また、このような文化では、オープンで建設的なコミュニケーションが阻害され、「アチチュード」として「不正をしても大丈夫」という風潮が生まれる可能性も否定できません。つまり、感情的に「Why」で詰問する姿勢は、単にチームの士気を下げるだけでなく、不正の温床となりうる、組織の健康状態を示すシグナルでもあるのです。
■結論:質問術がチームの未来を創る
ここまで、心理学、経済学、統計学といった科学的な視点から、「Why」と「How」の質問術について深く掘り下げてきました。「Why」で相手を追い詰めるのではなく、「How」で具体的なプロセスや改善点に焦点を当て、建設的な対話を進めること。
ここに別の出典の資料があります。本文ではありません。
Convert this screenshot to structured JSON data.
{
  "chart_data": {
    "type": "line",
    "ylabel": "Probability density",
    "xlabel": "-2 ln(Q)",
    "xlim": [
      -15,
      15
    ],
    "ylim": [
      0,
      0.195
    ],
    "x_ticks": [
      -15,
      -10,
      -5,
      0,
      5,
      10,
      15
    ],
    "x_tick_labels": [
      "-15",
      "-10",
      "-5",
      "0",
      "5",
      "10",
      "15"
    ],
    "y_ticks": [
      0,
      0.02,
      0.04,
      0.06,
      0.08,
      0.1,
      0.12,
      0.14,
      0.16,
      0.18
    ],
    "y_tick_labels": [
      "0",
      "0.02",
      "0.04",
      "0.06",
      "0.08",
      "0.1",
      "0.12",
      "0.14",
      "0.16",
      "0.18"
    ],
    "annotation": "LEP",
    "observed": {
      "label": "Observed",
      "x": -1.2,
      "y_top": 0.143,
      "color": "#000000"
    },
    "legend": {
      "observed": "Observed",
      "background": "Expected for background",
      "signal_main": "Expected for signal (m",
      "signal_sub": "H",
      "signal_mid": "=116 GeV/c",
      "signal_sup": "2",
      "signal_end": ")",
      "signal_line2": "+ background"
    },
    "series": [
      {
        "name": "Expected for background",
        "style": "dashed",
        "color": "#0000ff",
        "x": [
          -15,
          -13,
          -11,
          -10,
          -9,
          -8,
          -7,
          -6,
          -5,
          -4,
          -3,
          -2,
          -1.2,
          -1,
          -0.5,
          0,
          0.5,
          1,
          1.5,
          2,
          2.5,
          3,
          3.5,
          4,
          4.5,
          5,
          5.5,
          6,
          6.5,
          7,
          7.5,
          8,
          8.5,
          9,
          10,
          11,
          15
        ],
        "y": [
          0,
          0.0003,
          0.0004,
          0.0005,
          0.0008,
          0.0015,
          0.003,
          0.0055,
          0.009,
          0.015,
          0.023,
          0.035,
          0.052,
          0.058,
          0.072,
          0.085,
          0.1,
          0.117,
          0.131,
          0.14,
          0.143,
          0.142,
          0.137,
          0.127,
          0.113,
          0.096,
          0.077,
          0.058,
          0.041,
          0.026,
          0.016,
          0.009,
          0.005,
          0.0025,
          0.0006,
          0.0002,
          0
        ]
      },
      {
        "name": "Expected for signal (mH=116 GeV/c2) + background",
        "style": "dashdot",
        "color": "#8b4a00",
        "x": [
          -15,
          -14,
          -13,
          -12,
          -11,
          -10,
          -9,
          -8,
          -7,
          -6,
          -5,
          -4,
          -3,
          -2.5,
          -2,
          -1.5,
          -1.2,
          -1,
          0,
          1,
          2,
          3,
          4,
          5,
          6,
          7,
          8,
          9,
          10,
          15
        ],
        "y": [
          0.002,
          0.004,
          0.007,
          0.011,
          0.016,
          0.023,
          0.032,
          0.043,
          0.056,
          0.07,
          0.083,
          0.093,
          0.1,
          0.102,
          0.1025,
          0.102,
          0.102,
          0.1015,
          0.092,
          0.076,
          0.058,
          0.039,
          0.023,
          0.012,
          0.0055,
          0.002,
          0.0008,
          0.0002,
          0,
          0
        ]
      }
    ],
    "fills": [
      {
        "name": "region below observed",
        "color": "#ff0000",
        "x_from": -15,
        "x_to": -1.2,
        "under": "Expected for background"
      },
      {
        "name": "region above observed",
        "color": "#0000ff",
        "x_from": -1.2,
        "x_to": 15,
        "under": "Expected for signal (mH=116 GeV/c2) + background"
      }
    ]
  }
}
この質問術の違いが、チームの質を大きく左右するということが、科学的な根拠からも明らかになりました。
リーダーシップは、単に指示を出すことではありません。メンバー一人ひとりが持てる力を最大限に発揮し、チームとして成長していくための環境を整えることです。そのために、どのような質問を投げかけるか、どのような対話をするか、という「質問術」は、まさにチームの未来を創るための、最もパワフルなツールの一つなのです。
皆さんも、ぜひ今日から、チームとの対話において「Why」を「責める」ためではなく、「How」を「変える」ため、そして「一緒に考える」ための、建設的な質問を意識してみてください。きっと、チームはより健康的で、より生産的で、そして何よりも、メンバーが活き活きと働ける場所へと変わっていくはずです。